Opinion
16218
May 24, 1949.
Appeal from General Sessions Circuit Court of Anderson County; J. Frank Eatmon, Judge.
Wilbie H. Franks was convicted of nonsupport of his wife in violation of statute, and he appeals from order denying his petition for injunctive relief to have court pass upon validity of sentence pronounced upon him.
Appeal dismissed.
Mr. Leon W. Harris, of Anderson, for Appellant, cites: As to the sentence imposed by the trial judge, in placing defendant on probation, exceeding the sentence theretofore imposed and therefore being excessive: 115 S.E. 232, 122 S.C. 192; 22 S.E.2d 585, 201 S.C. 225.
Mr. Rufus Fant, Solicitor, of Anderson, for Respondent, cites: As to what is a temporary injunction: 87 S.C. 301. 69 S.E. 604; 14 R.C.L. 323. As to when Court of Equity will grant injunction: 14 R.C.L. 345. As to Court of Equity having no power to enjoin actions of Court of General Sessions: 14 R.C.L. 426, 427. As to Court of General Sessions having no power to grant injective relief: 14 R.C.L. 319. As to Circuit Court having no power to correct judicial error, appeal being the remedy: 194 S.E. 21, 185 S.C. 296; 132 S.C. 199, 128 S.E. 832; 9 S.C. 80; 70 S.E. 6, 87 S.C. 466. As to prior decisions being irreconcilable: 115 S.E. 232, 122 S.C. 192; 22 S.E.2d 585, 201 S.C. 255.
May 24, 1949.
This is an attempt by the method of a petition to the Court of General Sessions for Anderson County seeking injective relief to have the Court pass upon the validity of a sentence pronounced upon the appellant at the September, 1947, term of General Sessions Court in and for said Anderson County, when he entered a plea of "Guilty" to an indictment charging him with the nonsupport of his wife, violation of Section 1123 of the Code of 1942.

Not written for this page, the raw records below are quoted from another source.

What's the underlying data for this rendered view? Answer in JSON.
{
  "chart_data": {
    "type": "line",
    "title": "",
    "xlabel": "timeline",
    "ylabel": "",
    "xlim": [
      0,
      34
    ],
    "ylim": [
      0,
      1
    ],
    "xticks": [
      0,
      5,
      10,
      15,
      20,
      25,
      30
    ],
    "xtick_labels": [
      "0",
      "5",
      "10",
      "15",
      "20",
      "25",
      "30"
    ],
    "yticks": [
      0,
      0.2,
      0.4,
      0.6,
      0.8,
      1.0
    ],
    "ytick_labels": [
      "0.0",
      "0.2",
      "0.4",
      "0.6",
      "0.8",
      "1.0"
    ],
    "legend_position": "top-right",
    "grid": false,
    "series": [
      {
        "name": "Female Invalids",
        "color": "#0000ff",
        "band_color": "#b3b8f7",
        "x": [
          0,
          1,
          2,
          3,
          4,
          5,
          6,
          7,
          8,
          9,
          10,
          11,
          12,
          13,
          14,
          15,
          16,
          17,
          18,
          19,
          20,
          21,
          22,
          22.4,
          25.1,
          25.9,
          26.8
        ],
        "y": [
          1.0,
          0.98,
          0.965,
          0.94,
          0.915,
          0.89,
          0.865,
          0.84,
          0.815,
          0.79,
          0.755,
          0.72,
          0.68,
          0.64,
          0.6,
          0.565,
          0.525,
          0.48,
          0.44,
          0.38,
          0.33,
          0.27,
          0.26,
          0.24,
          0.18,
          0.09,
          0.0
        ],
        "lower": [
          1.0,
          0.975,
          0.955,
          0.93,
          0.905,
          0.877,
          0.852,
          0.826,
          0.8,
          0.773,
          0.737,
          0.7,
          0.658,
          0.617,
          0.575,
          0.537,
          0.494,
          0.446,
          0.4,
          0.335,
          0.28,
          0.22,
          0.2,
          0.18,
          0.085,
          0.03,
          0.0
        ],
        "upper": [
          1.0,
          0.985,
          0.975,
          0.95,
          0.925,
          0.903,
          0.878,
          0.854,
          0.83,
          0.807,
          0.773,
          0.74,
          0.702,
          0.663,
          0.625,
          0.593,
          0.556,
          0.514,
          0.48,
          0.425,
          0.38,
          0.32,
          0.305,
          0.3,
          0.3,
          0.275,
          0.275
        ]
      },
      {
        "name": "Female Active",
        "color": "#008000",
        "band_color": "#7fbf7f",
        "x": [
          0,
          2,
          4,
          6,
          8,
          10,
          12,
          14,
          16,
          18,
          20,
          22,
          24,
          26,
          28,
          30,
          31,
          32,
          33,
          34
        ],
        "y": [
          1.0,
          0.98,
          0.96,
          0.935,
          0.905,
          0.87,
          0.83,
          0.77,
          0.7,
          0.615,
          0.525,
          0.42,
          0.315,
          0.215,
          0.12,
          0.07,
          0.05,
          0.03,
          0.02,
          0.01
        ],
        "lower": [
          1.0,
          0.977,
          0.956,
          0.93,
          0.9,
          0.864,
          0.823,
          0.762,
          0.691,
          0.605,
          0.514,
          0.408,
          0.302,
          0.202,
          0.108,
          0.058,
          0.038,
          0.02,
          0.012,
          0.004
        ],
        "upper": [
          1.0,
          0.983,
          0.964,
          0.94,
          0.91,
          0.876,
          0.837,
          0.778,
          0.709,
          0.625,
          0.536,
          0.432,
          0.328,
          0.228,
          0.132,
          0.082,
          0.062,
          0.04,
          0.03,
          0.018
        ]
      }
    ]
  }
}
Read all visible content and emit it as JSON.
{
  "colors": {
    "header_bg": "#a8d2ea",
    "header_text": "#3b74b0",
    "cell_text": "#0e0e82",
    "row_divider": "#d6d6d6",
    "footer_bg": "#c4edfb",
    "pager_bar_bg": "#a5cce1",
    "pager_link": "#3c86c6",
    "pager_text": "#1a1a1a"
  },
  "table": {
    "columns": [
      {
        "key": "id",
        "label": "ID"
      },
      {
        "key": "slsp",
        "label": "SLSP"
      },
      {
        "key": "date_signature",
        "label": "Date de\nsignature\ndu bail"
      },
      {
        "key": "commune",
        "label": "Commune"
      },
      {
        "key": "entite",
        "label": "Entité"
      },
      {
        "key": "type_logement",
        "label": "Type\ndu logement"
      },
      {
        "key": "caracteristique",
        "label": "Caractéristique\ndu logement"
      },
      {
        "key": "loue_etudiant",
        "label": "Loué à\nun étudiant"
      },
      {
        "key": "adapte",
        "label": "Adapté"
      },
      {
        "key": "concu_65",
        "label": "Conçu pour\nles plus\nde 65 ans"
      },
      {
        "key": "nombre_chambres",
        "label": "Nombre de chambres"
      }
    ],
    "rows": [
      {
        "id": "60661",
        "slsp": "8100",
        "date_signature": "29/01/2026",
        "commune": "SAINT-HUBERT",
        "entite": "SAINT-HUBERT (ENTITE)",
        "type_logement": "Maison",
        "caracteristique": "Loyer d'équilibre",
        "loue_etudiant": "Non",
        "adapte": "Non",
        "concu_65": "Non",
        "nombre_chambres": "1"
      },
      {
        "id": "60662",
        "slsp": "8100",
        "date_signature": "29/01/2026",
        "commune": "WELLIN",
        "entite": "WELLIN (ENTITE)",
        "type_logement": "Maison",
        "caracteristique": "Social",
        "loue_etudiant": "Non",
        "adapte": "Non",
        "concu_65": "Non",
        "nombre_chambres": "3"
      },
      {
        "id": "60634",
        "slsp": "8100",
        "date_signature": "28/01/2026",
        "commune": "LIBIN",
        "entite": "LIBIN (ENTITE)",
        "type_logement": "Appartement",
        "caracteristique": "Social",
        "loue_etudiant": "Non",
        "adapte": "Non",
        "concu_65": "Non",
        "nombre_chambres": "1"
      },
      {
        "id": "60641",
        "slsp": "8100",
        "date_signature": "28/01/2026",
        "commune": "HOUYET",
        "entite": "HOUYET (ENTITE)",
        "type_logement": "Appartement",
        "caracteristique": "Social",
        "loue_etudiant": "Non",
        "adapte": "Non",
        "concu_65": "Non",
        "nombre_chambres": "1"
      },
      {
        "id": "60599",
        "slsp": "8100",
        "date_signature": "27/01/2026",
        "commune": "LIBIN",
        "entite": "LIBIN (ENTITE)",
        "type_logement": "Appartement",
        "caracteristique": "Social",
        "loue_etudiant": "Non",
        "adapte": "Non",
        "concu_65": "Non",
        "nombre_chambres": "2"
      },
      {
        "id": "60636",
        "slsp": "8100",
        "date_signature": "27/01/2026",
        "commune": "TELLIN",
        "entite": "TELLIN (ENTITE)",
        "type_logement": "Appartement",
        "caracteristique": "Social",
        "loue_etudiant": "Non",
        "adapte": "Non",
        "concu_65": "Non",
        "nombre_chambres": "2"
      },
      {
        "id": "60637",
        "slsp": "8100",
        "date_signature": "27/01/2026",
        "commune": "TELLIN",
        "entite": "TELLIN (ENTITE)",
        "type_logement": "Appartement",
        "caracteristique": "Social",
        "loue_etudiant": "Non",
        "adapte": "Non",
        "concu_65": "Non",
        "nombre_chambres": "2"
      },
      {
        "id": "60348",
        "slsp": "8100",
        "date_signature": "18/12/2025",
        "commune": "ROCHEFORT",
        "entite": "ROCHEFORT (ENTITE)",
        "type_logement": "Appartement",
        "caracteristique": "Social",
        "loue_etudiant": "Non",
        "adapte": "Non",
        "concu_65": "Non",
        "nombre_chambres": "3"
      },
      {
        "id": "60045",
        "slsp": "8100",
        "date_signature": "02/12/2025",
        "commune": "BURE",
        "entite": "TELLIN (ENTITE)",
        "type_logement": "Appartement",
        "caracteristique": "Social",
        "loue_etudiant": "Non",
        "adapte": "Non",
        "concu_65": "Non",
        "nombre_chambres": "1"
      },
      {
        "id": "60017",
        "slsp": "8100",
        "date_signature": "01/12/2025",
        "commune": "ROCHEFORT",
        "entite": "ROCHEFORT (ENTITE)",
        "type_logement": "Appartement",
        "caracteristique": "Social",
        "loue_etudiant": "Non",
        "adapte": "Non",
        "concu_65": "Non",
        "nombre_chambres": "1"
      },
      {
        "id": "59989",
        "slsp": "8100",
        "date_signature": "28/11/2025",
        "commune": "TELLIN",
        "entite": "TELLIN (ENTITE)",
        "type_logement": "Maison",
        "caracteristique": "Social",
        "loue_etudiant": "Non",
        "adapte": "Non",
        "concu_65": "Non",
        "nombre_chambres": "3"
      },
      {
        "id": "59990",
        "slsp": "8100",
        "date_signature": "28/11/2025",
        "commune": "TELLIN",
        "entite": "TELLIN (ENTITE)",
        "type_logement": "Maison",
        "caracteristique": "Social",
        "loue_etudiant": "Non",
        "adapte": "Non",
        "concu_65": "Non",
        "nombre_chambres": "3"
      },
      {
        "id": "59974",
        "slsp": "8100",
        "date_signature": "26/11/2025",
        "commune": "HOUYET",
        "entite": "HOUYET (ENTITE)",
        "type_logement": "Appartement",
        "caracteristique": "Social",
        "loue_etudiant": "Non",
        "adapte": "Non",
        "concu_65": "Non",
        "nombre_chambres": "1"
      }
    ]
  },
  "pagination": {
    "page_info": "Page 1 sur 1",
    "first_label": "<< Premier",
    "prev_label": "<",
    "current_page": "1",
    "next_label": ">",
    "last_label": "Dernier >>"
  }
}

This petition was filed more than sixteen months subsequent to the pronouncement of the sentence above referred to, there having been no appeal from the sentence, and the sole relief sought by the petition was an order temporarily enjoining and forbidding all officers of the law from arresting the appellant by reason of his noncompliance with the terms of the sentence that had been pronounced upon him, until a Court having jurisdiction passes upon and determines the legality of the sentence, or orders any other and further part of the sentence to be complied with. For sixteen months the appellant had complied with the terms of the sentence.
The Honorable J. Frank Eatmon, the Judge presiding over the term of the General Sessions Court for Anderson County at the time of the presentation of the petition (but not the sentencing Judge), after hearing arguments pro and con, denied the relief sought, and rightly so. It is sufficient to say that a General Sessions Court does not have jurisdiction to grant injunctive relief. Section 565, Code of 1942.
Appeal dismissed.
FISHBURNE, STUKES, TAYLOR and OXNER, JJ., concur.